DNA Code Has Grammar
Just like words need grammar,
DNA does too. And it has
sophisticated grammatical rules.
The discovery of a “spatial grammar” in the genome could “rewrite genetics textbooks,” announced an article on SciTech Daily on August 23. The finding “may unlock the secret to how gene activity is encoded in the human genome.” Let’s dive in and take a look at all the excitement.
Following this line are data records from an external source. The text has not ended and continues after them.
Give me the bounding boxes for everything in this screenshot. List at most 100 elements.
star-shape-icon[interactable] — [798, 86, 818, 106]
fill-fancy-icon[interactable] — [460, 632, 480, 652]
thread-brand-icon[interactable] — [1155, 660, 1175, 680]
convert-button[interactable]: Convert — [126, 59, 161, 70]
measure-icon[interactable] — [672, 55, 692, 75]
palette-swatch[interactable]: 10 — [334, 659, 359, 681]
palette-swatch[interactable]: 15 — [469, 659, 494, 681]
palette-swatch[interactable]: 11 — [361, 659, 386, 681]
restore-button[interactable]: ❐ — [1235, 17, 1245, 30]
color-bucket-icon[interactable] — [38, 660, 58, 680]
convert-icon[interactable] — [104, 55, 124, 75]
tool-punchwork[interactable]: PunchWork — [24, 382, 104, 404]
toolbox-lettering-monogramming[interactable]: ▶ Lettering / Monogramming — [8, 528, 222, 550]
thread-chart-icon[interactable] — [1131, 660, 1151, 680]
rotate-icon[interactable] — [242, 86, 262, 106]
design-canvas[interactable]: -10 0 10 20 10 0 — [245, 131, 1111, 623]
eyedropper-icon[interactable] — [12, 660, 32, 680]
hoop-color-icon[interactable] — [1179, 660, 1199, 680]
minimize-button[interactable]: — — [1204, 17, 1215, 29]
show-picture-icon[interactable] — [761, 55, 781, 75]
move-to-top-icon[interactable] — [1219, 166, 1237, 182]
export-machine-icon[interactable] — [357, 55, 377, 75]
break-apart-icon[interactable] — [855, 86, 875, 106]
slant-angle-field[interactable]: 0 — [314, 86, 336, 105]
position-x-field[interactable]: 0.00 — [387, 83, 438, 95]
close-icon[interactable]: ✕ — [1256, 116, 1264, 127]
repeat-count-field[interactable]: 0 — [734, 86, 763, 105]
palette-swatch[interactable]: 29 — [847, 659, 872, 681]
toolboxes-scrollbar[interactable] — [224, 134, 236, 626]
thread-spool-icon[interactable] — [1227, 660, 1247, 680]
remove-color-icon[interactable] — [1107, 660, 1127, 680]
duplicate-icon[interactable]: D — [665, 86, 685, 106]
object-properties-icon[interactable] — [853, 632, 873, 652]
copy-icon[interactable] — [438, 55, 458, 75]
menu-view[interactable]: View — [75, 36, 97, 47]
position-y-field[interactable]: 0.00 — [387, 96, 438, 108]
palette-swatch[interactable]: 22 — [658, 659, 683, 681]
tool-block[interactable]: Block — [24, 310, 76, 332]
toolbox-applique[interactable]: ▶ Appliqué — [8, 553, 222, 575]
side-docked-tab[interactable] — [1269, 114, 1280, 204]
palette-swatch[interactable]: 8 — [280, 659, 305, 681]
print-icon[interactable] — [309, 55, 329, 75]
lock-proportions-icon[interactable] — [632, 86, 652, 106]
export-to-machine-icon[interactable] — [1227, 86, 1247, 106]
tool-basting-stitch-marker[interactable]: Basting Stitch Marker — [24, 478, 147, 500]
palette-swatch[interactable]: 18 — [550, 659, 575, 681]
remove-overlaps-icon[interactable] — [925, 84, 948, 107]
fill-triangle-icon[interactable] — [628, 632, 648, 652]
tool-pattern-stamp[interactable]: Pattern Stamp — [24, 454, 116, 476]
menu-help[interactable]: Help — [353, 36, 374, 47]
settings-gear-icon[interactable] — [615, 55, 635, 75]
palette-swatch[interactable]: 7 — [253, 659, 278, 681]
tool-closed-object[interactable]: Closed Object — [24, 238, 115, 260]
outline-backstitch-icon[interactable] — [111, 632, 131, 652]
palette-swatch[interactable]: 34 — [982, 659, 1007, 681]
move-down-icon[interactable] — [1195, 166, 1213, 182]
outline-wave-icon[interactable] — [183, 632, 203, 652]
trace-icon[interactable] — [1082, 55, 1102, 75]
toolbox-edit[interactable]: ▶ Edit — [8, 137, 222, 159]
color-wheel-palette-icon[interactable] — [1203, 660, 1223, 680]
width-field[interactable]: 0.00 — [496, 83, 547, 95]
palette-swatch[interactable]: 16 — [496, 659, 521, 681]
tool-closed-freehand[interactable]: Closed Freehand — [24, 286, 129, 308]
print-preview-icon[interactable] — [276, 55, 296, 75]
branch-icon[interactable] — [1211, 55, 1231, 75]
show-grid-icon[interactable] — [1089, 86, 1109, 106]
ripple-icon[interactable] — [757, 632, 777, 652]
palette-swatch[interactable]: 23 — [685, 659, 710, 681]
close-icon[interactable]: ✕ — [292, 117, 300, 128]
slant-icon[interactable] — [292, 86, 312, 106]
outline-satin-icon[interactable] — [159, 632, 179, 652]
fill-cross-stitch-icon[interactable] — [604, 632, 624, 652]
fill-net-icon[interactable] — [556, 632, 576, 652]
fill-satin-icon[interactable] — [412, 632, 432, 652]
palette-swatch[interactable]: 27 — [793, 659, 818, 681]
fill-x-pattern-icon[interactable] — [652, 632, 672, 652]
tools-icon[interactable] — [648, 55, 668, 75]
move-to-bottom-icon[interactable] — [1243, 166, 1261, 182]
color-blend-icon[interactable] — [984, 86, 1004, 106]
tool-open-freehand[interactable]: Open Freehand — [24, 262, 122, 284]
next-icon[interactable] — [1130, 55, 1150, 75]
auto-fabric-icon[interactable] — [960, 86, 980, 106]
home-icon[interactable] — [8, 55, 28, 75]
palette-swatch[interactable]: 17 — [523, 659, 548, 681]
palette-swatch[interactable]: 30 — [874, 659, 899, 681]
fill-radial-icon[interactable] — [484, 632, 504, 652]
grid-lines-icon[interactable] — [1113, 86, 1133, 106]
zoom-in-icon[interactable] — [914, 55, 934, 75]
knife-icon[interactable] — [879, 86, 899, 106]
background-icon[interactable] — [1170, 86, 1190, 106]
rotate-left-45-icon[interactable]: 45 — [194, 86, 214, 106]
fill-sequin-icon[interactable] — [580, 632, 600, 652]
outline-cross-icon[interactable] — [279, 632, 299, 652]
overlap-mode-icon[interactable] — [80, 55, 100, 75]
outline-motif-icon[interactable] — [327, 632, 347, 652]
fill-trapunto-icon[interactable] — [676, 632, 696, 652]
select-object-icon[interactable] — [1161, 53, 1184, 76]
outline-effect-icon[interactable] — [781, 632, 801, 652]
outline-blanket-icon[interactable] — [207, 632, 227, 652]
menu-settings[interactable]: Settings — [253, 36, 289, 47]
Scientists discover new code governing gene activity (20 Aug 2024, Washington State Univ). This is the press release from WSU’s Babcock School of Veterinary Medicine. With help from researchers at UC San Diego, associate professor Sascha Duttke found something new about gene regulation. Proteins called activators and repressors have been known for years, but it was not known how “position-dependent” they are. Their activity is “far more complex,” it turns out.
“Contrary to what you will find in textbooks, transcription factors that act as true activators or repressors are surprisingly rare,” said WSU assistant professor Sascha Duttke, who led much of the research at WSU’s School of Molecular Biosciences in the College of Veterinary Medicine.
Rather, the scientists found that most activators can also function as repressors….
Looking closer, researchers found the function of many transcription factors was highly position dependent.
Just as sentences can mean different things depending on word order, these proteins can trigger activity or repress it, depending on where they latch onto in the genome. What this means is that transcription factors do not just act on the DNA code; they operate according to another code above the genetic code—a set of grammatical rules that tells them when and how to act.
“It is the spacing, or ‘ambience,’ that determines if a given transcription factor acts as an activator or repressor,” Duttke said. “It just goes to show that similar to learning a new language, to learn how gene expression patterns are encoded in our genome, we need to understand both its words and the grammar.”
They call this a “newly discovered code” within DNA. This finding has vast implications, the press release continues. “At the very least, it will change the way scientists study gene expression.”
Position-dependent function of human sequence-specific transcription factors (Duttke et al., Nature, 17 July 2024). This is the open-access paper in Nature about UW’s findings. Did they need Darwinian theory to make this discovery? Well, not much. They only mentioned evolution one time in the paper, perhaps to show solidarity with the censors. Their obscure sentence says that “binding sites for YY1, which evolved to function at or just downstream of the TSS” commits the fallacy of ascribing purpose to evolution. Nothing “evolves to” do something, because there is no purpose, foresight or plan in Darwin’s Stuff Happens Law.
Aside from that snafu, the paper mentions multiple times how functional information is encoded in transcription factors:
Patterns of transcriptional activity are encoded in our genome through regulatory elements such as promoters or enhancers that, paradoxically, contain similar assortments of sequence-specific transcription factor (TF) binding sites. Knowledge of how these sequence motifs encode multiple, often overlapping, gene expression programs is central to understanding gene regulation and how mutations in non-coding DNA manifest in disease. Here, by studying gene regulation from the perspective of individual transcription start sites (TSSs), using natural genetic variation, perturbation of endogenous TF protein levels and massively parallel analysis of natural and synthetic regulatory elements, we show that the effect of TF binding on transcription initiation is position dependent.
Knowledge of position dependence can help geneticists understand how information is conveyed from genome to organism. Information is a key word in intelligent design theory.
More broadly, these findings reveal how similar assortments of TF binding sites can generate distinct gene regulatory outcomes depending on their spatial configuration and how DNA sequence polymorphisms may contribute to transcription variation and disease and underscore a critical role for TSS data in decoding the regulatory information of our genome.
Without regulation, the genome is merely a sequence of letters. Grammar gives it meaning and life. And embedded in the genomic code is another code—a regulatory code—that turns mere text into functional activity. Other ID keywords include code and function. The word “function” appears dozens of times in the paper.
These findings highlight the importance of accurate TSS positional information to decode TF function, and provide an explanation as to why it has been so challenging to predict gene expression programs from DNA sequence alone.
This paper uses “information” to speak of the human generated knowledge or know-how about gene regulation. What must the authors think of encoded information in DNA and protein molecules with no visible agent to generate it? Could codes within codes arise by unguided natural processes?
ID advocates will certainly want to explore this paper, but actually, ID scientists were way ahead of their materialist counterparts. Dr Jonathan Wells, for instances, has counted six different codes at work in the cell beyond DNA.
Try writing a code within a code, or a code that regulates another code. It’s hard. If our best intelligences can’t pull off a feat like that, how can anyone claim it arose by chance acting on lifeless matter? Without these codes operating from the start, it’s unlikely life could have even survived.